A nova política tarifária dos EUA desafia a economia global e ameaça a neoindustrialização brasileira. Como o Brasil deve reagir ao protecionismo crescente de Trump e seus impactos no comércio?

 

O governo Trump anunciou tarifas denominadas recíprocas em 02/04/2025, no que foi chamado de dia da libertação econômica. Defendem os EUA que o mundo estaria abusando da abertura comercial daquele país, a qual gera déficit comercial excessivo e desindustrialização, com perda de empregos para outras economias. O aumento de tarifas de importação para compensar essa alegada desvantagem protegeria a indústria nacional. Apesar de indicações sobre a busca de reciprocidade por produto, foram divulgadas tarifas mínimas de 10% por país às quais se somariam percentuais maiores definidos de acordo com o déficit comercial bilateral existente com os EUA. Entre outras nações e blocos, a União Europeia amargaria tarifa adicional de 20%, e a China, 34%.

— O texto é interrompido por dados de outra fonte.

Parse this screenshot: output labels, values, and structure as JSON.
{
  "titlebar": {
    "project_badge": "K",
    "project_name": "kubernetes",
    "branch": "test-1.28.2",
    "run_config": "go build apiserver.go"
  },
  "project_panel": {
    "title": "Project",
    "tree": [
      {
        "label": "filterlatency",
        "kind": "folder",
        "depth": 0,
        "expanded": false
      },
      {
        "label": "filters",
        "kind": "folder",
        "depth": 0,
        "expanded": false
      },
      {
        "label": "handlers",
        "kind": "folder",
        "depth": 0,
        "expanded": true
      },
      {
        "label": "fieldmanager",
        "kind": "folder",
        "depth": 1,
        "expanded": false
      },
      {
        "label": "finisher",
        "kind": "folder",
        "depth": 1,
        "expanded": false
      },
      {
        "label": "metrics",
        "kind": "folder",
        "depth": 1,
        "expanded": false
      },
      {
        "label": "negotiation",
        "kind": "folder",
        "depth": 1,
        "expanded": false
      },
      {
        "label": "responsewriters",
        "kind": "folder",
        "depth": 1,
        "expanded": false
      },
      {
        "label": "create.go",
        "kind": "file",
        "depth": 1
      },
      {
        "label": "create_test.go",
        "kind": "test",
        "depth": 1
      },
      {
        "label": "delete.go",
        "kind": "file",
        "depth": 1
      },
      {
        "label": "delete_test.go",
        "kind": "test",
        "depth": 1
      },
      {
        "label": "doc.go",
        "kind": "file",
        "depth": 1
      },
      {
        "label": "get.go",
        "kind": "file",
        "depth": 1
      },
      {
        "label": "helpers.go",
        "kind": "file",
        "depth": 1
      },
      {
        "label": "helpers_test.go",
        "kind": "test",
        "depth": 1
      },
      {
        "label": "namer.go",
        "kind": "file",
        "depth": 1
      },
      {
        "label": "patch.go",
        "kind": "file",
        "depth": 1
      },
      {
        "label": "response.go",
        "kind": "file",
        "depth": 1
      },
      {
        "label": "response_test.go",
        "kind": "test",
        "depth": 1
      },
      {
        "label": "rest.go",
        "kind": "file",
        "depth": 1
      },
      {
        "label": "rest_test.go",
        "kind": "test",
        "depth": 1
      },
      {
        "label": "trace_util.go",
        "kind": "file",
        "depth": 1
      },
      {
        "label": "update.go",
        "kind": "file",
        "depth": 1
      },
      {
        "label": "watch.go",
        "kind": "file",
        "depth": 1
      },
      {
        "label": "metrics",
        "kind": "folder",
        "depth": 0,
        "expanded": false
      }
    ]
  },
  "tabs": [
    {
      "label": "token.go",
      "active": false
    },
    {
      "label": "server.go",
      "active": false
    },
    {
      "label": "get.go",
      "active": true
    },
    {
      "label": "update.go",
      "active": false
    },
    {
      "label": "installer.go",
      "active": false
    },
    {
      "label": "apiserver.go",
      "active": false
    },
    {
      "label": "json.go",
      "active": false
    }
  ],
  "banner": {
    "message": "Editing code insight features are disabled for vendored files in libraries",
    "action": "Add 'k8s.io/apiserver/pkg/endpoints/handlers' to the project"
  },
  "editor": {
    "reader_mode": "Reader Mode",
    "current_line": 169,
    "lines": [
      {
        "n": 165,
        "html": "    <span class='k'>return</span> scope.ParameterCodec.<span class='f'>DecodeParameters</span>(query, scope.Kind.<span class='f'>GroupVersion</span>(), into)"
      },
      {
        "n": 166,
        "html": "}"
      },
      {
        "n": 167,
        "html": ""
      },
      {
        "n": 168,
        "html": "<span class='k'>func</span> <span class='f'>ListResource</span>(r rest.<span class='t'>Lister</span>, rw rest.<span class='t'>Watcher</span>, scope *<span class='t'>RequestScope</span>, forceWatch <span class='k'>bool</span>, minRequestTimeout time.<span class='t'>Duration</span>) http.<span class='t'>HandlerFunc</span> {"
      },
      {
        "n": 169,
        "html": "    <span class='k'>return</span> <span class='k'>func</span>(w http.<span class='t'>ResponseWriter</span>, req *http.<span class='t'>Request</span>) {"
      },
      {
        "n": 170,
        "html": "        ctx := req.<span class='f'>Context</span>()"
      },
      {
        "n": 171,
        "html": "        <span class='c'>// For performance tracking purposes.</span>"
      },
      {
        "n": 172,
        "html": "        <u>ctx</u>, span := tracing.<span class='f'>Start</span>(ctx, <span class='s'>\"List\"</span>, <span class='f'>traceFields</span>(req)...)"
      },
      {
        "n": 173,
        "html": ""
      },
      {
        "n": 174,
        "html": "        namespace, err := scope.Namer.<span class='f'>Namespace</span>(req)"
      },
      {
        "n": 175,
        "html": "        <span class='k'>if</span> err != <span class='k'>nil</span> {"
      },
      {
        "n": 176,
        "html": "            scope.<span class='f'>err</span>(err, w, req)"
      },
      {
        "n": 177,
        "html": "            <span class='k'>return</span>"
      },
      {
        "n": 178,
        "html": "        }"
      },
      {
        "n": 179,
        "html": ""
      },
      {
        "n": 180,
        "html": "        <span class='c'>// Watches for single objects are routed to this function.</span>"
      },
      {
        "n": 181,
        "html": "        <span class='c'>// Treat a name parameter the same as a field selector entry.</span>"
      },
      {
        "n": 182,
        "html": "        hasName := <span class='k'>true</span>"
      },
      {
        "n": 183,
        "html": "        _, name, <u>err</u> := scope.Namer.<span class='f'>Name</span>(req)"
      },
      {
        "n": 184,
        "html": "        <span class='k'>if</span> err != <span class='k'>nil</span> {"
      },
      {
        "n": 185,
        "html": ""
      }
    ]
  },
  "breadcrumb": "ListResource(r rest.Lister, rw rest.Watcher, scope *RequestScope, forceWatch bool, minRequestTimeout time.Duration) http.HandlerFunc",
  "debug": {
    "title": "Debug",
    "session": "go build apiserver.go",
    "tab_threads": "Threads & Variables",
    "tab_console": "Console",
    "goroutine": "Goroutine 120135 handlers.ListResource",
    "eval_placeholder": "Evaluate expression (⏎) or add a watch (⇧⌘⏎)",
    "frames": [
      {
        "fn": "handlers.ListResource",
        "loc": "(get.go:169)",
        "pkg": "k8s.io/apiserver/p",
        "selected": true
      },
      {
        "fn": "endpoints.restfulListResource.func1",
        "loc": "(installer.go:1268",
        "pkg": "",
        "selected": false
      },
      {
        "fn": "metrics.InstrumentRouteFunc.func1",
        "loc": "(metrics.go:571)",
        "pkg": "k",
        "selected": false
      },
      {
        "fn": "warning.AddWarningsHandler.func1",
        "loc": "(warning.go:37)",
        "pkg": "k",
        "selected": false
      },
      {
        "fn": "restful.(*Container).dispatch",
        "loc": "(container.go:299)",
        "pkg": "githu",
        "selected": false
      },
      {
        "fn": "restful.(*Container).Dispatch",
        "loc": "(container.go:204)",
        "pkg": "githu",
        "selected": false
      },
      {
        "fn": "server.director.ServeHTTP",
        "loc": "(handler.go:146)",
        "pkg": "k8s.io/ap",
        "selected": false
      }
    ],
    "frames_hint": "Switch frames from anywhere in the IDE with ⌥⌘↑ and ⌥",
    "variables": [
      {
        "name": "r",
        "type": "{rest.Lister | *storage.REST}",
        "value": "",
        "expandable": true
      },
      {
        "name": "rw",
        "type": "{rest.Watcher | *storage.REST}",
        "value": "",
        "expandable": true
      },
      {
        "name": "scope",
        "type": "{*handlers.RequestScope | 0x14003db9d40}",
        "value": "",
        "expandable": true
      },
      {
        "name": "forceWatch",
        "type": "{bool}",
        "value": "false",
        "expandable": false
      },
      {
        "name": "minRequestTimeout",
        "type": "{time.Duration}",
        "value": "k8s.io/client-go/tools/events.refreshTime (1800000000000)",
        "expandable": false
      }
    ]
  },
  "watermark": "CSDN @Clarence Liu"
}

Esse contexto impõe diversos desafios para o desenvolvimento econômico e social do Brasil, que já sofria com elevações para 25% das tarifas de importação de aço e alumínio, anunciadas em 10/02/2025 pelos EUA segundo a Section 232 do Trade Expansion Act de 1962. Em 26/03/2025, foram anunciadas, igualmente com base nessa legislação, tarifas específicas de 25% para automóveis e autopeças, que também atingem o Brasil. No caso da tarifa recíproca, o Brasil seria atingido em 10%, no valor mínimo, por ser deficitário com os EUA. Já se contado o déficit no comércio de serviços, nota-se que a balança comercial brasileira com os EUA é fortemente deficitária, o que não significa qualquer desvantagem para esse último país¹.

Essas tarifas fazem parte da intensificação recente da política industrial, tecnológica e de comércio exterior dos EUA, a qual une, de maneira geral, amplo espectro político no país. Ainda que haja divergência sobre a atual elevação generalizada de tarifas, os últimos governos dos EUA vinham aplicando sucessivamente mais sanções econômicas, entre as quais comerciais, especialmente direcionadas à disputa produtiva e tecnológica com a China, em linha com o fortalecimento mundial de políticas industriais².   

Tendo como base o International Emergency Economic Powers Act (IEEPA) de 1977, que permite sanções diversas e a regulação do comércio para emergências, as tarifas recíprocas de abril constituem novo elemento que pode desfazer a ordem econômica liberal assentada nos acordos no âmbito da Organização Mundial do Comércio (OMC) desde 1994, especialmente das regras do Acordo Geral de Tarifas e Comércio (GATT), de 1947 e atualizado em 1994. Princípios como a não discriminação e o tratamento de nação mais favorecida, além dos compromissos com as listas de concessão de tarifas, são violados. Além disso, a OMC está inoperante há anos e não consegue, por bloqueio daquele país, manter órgão de apelação desde 2020, impossibilitando decisões definitivas sobre controvérsias. 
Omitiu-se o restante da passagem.